Infatti, come spiegano nell’articolo, il disgelo del permafrost favorisce l'erosione chimica dei minerali, la riduzione microbica del ferro nel suolo e il trasporto di metalli nelle acque sotterranee dei corsi d'acqua. 

 

Rispetto ai corsi d'acqua limpidi, presi come riferimento, i corsi d'acqua arancioni hanno un pH più basso, una torbidità più elevata e concentrazioni più alte di solfato, ferro e metalli.

 

Tra i motivi per cui questo fenomeno riveste particolare interesse c'è il drastico calo della biodiversità dei macroinvertebrati e dell'abbondanza dei pesci, che a loro volta hanno notevoli implicazioni per le forniture di acqua potabile e la pesca di sussistenza nelle zone rurali dell'Alaska.

 

"È un impatto imprevisto del cambiamento climatico che stiamo vedendo in alcuni dei fiumi più incontaminati del nostro Paese", ha dichiarato Brett Poulin, autore dello studio e assistente alla cattedra di tossicologia ambientale dell'Università della California Davis.

 

L’Artico, ricordiamo, è una regione che si sta scaldando molto più rapidamente rispetto alla media globale.
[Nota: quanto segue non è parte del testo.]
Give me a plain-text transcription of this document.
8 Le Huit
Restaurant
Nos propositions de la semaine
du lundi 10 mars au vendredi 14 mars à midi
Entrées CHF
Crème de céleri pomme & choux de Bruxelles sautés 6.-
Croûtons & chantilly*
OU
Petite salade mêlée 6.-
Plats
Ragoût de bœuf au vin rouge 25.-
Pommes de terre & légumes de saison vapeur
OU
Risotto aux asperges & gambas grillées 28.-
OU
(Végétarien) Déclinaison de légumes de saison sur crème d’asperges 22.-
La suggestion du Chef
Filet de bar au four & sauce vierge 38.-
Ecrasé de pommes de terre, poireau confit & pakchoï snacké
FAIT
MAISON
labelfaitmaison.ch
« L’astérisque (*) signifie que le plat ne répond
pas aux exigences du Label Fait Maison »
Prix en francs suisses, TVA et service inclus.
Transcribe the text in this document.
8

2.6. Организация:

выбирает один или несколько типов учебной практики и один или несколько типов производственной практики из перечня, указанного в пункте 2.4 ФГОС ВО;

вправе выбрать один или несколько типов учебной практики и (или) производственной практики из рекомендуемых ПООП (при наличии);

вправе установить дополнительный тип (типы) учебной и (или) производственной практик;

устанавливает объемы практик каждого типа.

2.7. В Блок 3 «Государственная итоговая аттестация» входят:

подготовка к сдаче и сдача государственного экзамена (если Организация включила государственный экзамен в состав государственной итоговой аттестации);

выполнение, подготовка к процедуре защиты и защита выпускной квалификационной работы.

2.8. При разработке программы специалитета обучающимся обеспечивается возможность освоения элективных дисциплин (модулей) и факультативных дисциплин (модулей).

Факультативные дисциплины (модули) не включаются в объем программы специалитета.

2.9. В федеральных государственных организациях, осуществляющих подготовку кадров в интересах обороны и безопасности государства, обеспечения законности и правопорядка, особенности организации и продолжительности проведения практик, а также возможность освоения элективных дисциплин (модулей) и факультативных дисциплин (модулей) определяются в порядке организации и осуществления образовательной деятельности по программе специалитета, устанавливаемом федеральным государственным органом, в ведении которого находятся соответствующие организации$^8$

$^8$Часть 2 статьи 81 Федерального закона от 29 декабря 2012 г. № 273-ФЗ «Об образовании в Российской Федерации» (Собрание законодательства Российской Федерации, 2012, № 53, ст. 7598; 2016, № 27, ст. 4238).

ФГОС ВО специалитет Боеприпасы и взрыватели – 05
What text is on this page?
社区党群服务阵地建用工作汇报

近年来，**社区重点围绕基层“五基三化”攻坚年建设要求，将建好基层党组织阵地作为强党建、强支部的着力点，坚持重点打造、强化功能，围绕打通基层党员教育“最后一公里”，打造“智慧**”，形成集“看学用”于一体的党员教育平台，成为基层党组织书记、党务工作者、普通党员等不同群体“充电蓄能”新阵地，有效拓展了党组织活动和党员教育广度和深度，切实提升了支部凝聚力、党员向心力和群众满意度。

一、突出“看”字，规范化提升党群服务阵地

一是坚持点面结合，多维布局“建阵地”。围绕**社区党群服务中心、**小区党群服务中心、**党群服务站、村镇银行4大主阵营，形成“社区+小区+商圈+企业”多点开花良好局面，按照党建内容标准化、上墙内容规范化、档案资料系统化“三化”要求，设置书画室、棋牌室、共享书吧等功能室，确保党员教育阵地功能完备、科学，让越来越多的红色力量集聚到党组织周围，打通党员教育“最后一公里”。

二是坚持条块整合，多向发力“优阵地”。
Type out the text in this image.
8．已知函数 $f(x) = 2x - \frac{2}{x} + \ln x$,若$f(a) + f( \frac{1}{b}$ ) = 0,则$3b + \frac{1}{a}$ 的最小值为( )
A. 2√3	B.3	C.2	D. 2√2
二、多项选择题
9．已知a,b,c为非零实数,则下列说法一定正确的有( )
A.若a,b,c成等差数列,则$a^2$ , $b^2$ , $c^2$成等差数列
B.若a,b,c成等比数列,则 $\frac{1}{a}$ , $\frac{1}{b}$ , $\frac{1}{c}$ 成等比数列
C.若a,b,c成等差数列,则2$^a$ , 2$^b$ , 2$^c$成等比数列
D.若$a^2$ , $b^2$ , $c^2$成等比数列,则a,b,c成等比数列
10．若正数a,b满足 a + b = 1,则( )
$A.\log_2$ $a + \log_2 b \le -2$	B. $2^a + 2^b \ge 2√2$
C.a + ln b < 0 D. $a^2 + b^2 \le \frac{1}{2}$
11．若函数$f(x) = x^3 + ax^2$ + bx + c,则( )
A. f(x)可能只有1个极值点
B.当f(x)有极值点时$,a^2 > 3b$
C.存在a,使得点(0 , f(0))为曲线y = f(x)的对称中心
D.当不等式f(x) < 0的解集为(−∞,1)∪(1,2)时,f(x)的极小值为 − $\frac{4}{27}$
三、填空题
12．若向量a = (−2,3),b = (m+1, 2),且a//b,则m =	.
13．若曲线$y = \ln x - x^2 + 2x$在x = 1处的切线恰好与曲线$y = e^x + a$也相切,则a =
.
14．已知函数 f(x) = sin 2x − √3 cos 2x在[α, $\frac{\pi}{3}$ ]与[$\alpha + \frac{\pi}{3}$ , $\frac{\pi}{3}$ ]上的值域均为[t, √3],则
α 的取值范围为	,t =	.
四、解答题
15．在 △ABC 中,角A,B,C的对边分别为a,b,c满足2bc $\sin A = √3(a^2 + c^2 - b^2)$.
Scientific American afferma che il Parco nazionale della Valle di Kobuk si è riscaldato di 2,4 gradi Celsius dal 2006 e si prevede che si riscalderà di altri 10 gradi entro il 2100, più di qualsiasi altro parco nazionale. “L'ultima grande area selvaggia dell'America, che per legge dovrebbe essere non disturbata dall'uomo, viene disturbata da lontano dalle nostre emissioni globali", scrive Scientific American.